Cosa sono le cellule staminali

Quando si parla di cellule staminali si fa riferimento a cellule primitive non specializzate che, mediante un processo che prende il nome di differenziamento cellulare, hanno la capacità di trasformarsi in altri tipi di cellule. Proprio per questo motivo, esse vengono prelevate dai tessuti adiposi, dal cordone ombelicale, dalla placenta, dal midollo osseo e dal sacco amniotico per essere studiate e utilizzate dai ricercatori per la cura di diverse malattie.

Le cellule staminali presentano due caratteristiche specifiche: la pluripotenza e l’autorinnovamento.

Con pluripotenza si intende la capacità di originare tipi o linee cellulari mediante il differenziamento: una cellula staminale, tra l’altro, in fase di differenziamento ha la capacità di modificare la propria linea cellulare, cambiando il proprio programma di sviluppo (si parla, a questo proposito, di transdifferenziamento).

Con autorinnovamento, invece, si intende la capacità delle cellule staminali di dare vita a cicli replicativi potenzialmente illimitati senza modificare lo stadio differenziativo. Osservato per la prima volta nel 1963 nel corso di studi sul midollo osseo, l’autorinnovamento può essere completato con divisione asimmetrica obbligata, in base alla quale la staminale genera un’altra cellula staminale e una cellula che si differenzierà, o differenziamento stocastico, in base al quale la staminale genera altre due cellule staminali oppure due cellule che si differenzieranno.

Le cellule staminali dotate di potenzialità di differenziazione maggiore sono quelle che possono essere recuperate nel corso dello sviluppo a livello del feto e dell’embrione. In particolare, le cellule del nodo embrionale possono essere isolate dall’embrione preimpianto allo stadio di blastocisti e coltivate, così da originare migliaia di cellule embrionali staminali in grado di differenziarsi in tipi cellulari diversi.

La medicina rigenerativa di organi e tessuti danneggiati si basa proprio sulla ricerca relativa alle cellule embrionali staminali. Le cellule staminali, una volta prelevate, vengono mantenute all’interno delle banche di conservazione delle cellule staminali: qui sono conservate in contenitori di azoto criogenico in attesa di essere eventualmente impiegate.

La legislazione che norma l’azione di queste banche cambia da Paese a Paese e in funzione dell’uso previsto (allogenico o autologo) e della fonte di prelievo delle cellule (denti, sangue, cordone ombelicale, amniocentesi).

In Italia, per esempio, la legislazione impedisce che le cellule cordonali a uso autologo possano essere conservate in banche private, pur autorizzandone la destinazione in strutture estere.

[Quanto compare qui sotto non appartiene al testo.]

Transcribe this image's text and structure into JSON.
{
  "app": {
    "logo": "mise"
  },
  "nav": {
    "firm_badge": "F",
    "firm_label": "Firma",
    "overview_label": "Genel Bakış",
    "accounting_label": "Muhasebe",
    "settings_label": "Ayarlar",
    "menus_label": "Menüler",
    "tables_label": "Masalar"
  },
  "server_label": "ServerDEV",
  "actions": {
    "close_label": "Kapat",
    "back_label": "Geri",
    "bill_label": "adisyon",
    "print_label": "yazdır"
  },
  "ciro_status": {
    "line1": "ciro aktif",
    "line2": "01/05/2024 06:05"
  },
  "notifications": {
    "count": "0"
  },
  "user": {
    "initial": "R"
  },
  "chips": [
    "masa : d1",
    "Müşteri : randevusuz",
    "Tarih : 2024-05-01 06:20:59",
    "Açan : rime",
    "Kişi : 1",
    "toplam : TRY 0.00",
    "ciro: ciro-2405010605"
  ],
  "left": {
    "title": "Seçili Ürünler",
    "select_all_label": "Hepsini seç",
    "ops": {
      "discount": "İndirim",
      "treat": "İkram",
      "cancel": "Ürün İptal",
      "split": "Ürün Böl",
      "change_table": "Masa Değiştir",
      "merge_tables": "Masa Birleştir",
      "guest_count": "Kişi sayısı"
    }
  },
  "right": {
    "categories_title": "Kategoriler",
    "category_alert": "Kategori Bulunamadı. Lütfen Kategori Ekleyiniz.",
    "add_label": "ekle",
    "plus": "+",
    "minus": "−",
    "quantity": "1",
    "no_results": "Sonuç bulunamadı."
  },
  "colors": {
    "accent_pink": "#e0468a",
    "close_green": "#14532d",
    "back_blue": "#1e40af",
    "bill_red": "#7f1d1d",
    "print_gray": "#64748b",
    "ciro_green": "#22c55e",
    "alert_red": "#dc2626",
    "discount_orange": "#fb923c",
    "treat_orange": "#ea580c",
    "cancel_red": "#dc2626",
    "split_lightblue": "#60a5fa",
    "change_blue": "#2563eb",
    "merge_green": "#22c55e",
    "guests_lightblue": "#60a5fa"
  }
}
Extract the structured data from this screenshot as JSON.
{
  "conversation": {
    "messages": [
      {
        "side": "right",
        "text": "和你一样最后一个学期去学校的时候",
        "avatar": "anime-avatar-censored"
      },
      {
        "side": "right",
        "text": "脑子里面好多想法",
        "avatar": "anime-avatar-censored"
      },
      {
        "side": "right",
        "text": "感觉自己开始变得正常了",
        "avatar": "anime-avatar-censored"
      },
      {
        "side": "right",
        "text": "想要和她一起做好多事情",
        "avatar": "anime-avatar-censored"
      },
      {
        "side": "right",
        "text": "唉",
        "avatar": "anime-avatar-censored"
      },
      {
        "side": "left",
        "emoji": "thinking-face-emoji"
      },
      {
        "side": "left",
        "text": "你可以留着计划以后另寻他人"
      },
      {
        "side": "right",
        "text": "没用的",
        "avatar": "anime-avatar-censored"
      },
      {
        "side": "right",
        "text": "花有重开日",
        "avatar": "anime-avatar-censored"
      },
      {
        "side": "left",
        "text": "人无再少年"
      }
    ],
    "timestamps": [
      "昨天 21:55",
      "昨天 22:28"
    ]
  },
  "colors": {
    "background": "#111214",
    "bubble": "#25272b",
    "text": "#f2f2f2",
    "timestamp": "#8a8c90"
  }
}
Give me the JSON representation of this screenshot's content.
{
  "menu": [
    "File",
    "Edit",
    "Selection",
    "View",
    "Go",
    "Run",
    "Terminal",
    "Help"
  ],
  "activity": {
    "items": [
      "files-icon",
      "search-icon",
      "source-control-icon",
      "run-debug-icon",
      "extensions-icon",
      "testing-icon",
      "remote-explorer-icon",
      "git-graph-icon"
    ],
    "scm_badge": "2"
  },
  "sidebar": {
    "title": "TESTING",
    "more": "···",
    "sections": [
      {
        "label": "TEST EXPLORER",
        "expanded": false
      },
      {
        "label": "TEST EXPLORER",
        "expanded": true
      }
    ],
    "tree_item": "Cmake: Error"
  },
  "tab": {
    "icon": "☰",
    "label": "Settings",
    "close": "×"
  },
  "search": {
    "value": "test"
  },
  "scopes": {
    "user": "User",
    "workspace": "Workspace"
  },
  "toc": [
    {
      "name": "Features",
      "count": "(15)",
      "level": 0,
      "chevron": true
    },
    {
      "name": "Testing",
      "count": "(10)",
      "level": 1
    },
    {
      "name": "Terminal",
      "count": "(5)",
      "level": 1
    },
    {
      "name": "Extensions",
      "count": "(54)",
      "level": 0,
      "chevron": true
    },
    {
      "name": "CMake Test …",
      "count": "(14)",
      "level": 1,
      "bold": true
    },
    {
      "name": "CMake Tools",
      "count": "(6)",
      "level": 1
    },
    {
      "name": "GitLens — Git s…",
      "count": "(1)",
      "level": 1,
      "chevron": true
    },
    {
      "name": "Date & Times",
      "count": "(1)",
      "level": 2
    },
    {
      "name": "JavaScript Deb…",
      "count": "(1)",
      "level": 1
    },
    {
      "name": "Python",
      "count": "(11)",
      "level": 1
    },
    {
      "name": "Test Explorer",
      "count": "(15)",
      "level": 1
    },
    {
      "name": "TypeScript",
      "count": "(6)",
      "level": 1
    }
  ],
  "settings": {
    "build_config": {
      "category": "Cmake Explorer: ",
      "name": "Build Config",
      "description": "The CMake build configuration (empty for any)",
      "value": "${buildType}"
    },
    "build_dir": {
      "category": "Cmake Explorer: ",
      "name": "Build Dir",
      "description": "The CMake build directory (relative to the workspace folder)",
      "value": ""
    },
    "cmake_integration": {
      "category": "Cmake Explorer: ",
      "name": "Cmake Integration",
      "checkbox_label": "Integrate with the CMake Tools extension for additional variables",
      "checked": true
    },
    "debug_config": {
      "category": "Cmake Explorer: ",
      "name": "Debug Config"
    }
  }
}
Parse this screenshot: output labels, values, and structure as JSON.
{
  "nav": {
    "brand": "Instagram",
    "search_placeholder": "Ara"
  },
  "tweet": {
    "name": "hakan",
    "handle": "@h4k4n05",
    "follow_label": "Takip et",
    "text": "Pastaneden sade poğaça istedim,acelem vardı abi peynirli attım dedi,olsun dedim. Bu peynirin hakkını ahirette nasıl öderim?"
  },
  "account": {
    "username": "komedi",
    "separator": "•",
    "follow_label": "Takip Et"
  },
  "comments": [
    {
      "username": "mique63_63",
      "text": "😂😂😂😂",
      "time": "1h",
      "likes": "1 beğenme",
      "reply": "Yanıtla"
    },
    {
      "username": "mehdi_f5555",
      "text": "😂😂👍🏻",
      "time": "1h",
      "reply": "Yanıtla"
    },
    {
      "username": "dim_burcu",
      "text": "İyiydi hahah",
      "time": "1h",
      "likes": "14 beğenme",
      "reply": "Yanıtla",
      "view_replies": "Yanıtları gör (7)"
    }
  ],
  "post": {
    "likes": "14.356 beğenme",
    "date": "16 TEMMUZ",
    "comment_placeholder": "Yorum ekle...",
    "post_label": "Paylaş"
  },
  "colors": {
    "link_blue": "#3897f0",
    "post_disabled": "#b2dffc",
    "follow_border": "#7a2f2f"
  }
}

La conservazione delle cellule staminali avviene, in genere, in celle di vapori di azoto (le cui temperature si aggirano attorno ai 180 gradi sotto zero) o di azoto liquido. Va detto che la conservazione autologa è vantaggiosa perché evita qualunque fenomeno di rigetto in presenza di autotrapianti di tessuti e organi. D’altro canto, in situazioni di malattie (per esempio in caso di leucemia), le cellule malate sono presenti anche nel campione conservato: è per questa ragione che nella maggior parte dei casi gli interventi chirurgici si basano su cellule staminali cordonali eterologhe, cioè provenienti da donatori che sono presumibilmente sani.

La conservazione delle cellule staminali viene adottata oggi perché si pensa che in futuro esse permetteranno di sconfiggere tumori, leucemie e linfomi e per trattare patologie ereditarie. Sono in corso studi e ricerche per risolvere problemi come la calvizie e la sclerosi multipla.